Daniel stands too. ‘Hector, you can’t go alone,’ he says.

And then both men walk out of the hospital.





DAY 6

THURSDAY 6 NOVEMBER





22

Holly

It had been twelve hours of focused hard work, but as the sun rose, her shift was finally over. As she worked, Holly tried to forget about Innocence Lane, she made herself not wonder what Hector and Daniel had said to the police, and what had happened about Janet’s arrest.

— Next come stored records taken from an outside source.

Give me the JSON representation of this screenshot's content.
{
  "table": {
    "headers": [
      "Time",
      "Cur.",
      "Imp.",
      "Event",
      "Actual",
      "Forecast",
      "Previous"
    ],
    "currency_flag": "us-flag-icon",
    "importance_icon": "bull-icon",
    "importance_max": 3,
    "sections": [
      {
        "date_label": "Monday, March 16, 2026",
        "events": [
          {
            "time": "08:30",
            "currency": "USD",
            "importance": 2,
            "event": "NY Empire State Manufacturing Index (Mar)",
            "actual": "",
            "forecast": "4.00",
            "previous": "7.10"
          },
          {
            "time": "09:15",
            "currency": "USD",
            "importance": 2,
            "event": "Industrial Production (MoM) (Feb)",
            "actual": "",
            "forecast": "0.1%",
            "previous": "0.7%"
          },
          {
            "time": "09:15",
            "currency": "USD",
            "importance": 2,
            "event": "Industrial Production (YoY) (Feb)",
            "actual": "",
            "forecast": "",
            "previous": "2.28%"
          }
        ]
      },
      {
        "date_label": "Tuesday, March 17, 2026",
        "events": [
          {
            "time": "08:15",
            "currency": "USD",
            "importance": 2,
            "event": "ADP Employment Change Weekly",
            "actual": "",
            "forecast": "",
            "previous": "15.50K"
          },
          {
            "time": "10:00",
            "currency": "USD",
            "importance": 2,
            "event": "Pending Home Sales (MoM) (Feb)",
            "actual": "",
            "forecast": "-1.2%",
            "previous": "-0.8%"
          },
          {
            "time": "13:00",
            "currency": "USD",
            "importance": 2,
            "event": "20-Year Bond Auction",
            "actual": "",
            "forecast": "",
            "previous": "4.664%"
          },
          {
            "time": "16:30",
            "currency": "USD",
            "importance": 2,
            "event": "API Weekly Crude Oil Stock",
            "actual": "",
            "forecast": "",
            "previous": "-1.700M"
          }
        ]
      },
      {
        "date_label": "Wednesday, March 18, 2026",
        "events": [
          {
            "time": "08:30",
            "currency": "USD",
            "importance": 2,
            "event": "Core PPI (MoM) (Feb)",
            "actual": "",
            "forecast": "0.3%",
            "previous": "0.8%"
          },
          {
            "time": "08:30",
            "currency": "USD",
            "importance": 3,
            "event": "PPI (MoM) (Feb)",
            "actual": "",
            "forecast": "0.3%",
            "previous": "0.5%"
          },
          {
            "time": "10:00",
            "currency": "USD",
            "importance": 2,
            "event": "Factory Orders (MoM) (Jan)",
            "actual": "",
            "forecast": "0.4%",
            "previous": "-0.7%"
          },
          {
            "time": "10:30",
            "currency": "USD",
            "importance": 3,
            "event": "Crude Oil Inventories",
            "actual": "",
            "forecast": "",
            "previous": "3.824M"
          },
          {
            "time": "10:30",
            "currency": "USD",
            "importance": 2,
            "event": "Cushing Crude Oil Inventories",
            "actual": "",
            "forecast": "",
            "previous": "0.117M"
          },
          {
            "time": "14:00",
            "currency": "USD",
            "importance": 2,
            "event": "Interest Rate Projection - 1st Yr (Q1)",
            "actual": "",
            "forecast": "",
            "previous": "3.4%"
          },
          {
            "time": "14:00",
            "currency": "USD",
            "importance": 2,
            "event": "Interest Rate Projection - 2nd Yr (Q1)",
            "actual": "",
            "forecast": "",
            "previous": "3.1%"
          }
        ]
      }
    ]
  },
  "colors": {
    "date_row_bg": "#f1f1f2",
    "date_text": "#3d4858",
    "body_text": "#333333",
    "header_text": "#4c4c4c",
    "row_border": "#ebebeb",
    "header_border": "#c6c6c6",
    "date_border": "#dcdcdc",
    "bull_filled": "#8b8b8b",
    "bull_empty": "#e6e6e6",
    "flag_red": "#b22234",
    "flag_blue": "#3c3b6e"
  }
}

Jon said nothing about Holly’s tardy arrival for the night shift, though she felt his questioning gaze. She set her shoulders back, kept her face neutral, keen to show him that she was the professional he believed her to be. She was shadowing him and Hilary again, and their first call came just after seven; a home birth that wasn’t progressing, where the midwife had asked for assistance.

They found the woman pacing the hallway, breathing on an Entonox mouthpiece for dear life. Her husband, deathly pale and banished to the corner of the lounge, pleaded with his eyes for them to fix this and Holly went to speak with him. The whole house reeked of lavender, and scented candles burned on every surface. ‘First-time mum,’ the midwife whispered to them when they arrived. ‘In her thirties. Wanted to do it the natural way.’ She held up her index fingers to show them the quote marks she was putting around ‘natural’.

‘Leave it to me,’ said Jon.

As it happened, the woman didn’t need any persuasion – she was quite ready to abandon her plan and get a spinal block at the hospital. The husband was already blowing out the candles in relief.

Around eleven there was an inevitable call-out to a bonfire party. They treated a man for third-degree burns; he’d been hosting a display for his teenage grandchildren and had foolishly returned to an unexploded firework only to have it detonate in his face. His reddened skin would heal quicker than his pride.

In the early hours of the morning came one of the more common calls, a suspected heart attack, and luckily they were in time to stabilise the man, who was in his seventies and had already had a bypass.

As she clocked out at 7 a.m., Jon told her what a good job she’d done that night. She’d felt it too: in control and calm, she’d managed to keep her synaesthesia at bay. It was only as she was driving home that thoughts about Innocence Lane once again began to intrude. She saw the sign for Kenley and slowed down.

Leave it alone, she told herself. The police are on it now, there’s nothing for you to do. Go home and sleep! But their focus on Janet felt instinctively wrong to her, how could they think that a woman who had devoted her life to the Hawke family could suddenly turn on her employer so violently? Hector had certainly implied that he had some new information for the police, and in the twelve hours since they left the hospital something would have happened. She needed to know what.

Minutes later, she pulled up outside Janet’s cottage, not thinking through her actions, not even sure who would be here. There was a light on downstairs, so someone was awake. She parked her car and went to the front door, tapping lightly.

It slowly opened a crack and Holly saw Janet’s pale face. She was home then.

‘It’s only me, Janet. I know it’s early but I wanted to check you were okay? I heard what happened.’